This assignment is intended to help you learn about different architectures for building a server. In particular, you will build a program that works using a single process using multiple threads within a single process. You will also learn about file attributes.
The basic idea of this assignment is to handle “requests” to a server. Each request will be a file name. The server needs to determine the type and possibly the size for the given file. Requests will be read in from stdin (using cin.getline() in C++ or gets() or fgets() in C) with one file name given on each line of input. Your server should use one of two architectures to handle requests. The default architecture is a serial architecture, which is a single process with no threads.

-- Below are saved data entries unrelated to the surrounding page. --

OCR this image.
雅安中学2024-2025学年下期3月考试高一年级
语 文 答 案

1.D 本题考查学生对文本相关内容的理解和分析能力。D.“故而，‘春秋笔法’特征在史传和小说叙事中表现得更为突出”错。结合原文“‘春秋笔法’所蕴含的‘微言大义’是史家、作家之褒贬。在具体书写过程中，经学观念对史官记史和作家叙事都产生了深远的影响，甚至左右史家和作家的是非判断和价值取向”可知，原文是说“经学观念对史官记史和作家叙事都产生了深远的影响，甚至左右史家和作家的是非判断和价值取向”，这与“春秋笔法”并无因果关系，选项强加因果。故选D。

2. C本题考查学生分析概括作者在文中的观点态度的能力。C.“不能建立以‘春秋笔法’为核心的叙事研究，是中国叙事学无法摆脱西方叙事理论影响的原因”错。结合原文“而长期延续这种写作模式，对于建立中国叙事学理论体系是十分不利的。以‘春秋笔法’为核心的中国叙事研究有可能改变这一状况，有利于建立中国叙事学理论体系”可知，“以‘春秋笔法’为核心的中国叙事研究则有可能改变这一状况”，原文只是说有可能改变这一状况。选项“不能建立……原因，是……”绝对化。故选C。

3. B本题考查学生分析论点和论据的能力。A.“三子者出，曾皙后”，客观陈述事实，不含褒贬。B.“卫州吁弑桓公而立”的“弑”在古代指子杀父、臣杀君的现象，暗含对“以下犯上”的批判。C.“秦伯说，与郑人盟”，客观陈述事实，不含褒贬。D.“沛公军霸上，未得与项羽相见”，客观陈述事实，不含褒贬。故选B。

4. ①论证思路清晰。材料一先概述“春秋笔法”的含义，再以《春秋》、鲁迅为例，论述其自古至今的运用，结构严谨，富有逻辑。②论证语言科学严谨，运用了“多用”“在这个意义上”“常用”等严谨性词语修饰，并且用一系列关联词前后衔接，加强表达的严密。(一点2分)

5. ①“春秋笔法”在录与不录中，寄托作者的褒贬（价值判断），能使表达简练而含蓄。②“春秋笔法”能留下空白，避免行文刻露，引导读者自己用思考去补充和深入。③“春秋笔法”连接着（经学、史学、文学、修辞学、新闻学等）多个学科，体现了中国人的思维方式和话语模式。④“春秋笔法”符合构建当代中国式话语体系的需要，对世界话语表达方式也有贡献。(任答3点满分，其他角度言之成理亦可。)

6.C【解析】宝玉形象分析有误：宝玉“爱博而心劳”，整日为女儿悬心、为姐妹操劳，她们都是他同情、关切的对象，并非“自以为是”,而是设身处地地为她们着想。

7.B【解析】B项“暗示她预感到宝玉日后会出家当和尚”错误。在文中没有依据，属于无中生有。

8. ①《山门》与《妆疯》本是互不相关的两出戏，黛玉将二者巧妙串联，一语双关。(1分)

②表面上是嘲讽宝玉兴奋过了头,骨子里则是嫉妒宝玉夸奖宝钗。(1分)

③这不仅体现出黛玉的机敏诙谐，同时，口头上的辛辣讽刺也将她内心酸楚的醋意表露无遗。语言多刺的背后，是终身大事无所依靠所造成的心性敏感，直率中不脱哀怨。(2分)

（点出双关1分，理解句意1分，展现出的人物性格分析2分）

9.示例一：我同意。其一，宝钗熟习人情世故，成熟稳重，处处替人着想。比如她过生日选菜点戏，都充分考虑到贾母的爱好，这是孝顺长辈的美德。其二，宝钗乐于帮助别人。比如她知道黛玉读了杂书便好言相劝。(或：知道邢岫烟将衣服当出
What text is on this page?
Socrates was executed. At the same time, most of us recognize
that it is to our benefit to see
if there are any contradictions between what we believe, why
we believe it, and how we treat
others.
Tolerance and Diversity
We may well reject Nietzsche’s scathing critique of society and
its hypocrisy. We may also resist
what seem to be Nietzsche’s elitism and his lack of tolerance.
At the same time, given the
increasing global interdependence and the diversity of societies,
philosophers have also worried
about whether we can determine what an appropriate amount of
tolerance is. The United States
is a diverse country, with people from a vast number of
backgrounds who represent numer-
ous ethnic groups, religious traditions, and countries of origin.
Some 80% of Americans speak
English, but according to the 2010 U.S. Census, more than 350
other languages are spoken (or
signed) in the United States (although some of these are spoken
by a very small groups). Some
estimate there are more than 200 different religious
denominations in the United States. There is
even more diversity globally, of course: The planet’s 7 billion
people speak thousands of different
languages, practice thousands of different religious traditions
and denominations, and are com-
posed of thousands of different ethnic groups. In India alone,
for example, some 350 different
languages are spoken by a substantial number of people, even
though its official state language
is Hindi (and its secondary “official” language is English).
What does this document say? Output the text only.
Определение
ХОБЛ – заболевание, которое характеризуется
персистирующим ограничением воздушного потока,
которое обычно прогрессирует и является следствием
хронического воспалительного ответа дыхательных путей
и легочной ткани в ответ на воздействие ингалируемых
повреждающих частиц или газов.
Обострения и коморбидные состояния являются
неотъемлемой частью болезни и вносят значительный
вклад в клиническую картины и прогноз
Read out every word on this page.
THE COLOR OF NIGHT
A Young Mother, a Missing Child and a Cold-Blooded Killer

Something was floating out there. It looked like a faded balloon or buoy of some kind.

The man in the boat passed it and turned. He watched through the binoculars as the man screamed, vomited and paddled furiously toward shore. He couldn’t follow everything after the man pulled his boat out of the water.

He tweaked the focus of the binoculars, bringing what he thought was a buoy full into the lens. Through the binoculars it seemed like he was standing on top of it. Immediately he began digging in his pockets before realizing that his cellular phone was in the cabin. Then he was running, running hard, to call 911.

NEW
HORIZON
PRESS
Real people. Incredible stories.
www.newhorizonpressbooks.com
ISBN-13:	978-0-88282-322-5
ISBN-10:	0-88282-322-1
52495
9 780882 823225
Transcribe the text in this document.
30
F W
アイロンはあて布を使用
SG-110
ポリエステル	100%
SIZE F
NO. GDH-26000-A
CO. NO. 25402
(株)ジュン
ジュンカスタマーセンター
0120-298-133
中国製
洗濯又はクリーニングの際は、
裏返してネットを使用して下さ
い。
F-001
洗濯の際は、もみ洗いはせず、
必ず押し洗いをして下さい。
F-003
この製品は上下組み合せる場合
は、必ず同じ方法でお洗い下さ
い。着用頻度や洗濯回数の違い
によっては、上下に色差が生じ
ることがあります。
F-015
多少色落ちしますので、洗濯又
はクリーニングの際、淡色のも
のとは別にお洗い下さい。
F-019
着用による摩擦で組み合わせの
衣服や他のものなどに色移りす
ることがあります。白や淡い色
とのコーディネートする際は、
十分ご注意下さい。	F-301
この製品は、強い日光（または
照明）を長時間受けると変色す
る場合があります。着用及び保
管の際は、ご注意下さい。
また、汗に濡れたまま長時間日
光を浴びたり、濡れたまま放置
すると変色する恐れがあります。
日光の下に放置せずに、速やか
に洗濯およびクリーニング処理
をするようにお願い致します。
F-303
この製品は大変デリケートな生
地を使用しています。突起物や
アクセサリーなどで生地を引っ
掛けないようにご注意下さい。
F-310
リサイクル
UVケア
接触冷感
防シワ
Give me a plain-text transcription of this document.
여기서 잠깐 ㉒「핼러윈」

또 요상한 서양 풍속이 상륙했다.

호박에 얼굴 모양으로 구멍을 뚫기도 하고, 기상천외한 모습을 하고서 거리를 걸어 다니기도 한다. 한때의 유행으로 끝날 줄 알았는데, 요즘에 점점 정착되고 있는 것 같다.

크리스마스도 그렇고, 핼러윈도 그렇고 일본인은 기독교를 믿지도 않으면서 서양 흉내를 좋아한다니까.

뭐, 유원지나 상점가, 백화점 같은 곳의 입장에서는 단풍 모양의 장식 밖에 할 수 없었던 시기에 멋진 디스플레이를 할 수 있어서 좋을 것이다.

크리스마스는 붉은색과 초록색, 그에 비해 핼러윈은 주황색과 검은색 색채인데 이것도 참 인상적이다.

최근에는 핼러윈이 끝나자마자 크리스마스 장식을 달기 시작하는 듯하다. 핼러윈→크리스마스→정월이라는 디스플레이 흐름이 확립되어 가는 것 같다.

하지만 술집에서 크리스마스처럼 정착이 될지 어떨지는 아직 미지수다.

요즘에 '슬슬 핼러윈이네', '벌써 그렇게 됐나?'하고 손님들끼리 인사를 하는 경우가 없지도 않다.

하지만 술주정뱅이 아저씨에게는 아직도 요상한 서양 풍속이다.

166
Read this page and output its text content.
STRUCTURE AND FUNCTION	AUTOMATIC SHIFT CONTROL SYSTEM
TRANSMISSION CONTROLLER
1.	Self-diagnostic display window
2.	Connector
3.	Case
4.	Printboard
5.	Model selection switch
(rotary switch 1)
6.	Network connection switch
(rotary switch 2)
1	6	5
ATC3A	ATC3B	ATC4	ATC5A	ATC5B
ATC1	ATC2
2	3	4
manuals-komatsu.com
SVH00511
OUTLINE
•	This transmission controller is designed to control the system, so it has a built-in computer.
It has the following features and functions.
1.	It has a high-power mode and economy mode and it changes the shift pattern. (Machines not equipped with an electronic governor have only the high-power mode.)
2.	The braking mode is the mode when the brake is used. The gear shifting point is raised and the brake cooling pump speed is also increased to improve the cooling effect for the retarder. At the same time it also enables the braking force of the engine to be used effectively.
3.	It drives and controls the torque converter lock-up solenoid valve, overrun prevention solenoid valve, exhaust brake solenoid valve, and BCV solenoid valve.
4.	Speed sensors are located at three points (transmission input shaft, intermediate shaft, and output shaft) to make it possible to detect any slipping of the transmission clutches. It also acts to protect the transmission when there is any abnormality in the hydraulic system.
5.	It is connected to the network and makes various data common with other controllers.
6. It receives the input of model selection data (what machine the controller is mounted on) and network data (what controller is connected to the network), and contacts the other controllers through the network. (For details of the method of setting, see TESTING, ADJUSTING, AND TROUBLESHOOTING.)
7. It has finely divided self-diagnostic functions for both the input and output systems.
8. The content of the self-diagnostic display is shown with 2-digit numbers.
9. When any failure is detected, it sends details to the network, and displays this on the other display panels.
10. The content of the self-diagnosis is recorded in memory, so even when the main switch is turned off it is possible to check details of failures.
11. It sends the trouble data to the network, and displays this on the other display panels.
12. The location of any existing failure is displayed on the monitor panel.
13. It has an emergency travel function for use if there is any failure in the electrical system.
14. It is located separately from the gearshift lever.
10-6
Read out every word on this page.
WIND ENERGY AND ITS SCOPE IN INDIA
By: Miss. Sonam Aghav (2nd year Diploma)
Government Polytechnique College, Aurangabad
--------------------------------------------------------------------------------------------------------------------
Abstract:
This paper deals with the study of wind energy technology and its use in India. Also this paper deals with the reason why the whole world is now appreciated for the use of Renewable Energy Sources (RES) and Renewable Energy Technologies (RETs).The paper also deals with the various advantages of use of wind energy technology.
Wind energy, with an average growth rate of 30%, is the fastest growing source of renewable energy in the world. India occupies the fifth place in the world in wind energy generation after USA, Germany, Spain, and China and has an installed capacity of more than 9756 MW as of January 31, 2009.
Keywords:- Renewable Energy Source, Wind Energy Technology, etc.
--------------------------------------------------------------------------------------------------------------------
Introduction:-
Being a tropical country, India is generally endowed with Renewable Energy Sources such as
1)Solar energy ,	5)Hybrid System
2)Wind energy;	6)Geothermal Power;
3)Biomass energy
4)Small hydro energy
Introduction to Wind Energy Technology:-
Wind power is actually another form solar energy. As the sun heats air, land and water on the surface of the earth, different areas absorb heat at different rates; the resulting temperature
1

In the serial architecture version of your program (the default), your program will read one file name from input, process it and then continue until all input file names are processed. Your program should continue to read file names until an end-of-file (EOF) is detected on input. The serial version of your program will allow you to get the file statistic pieces working. The output of the both architectures should be identical to this architecture.
Your server will be using the Linux system call stat() to determine information about each file. This system call takes a file name and a statistic buffer of type struct stat. There is much information returned about a file, but the fields you will need to use are st mode (the file mode) and st size (the file size in bytes). More information about this system call can be found by looking at its man page.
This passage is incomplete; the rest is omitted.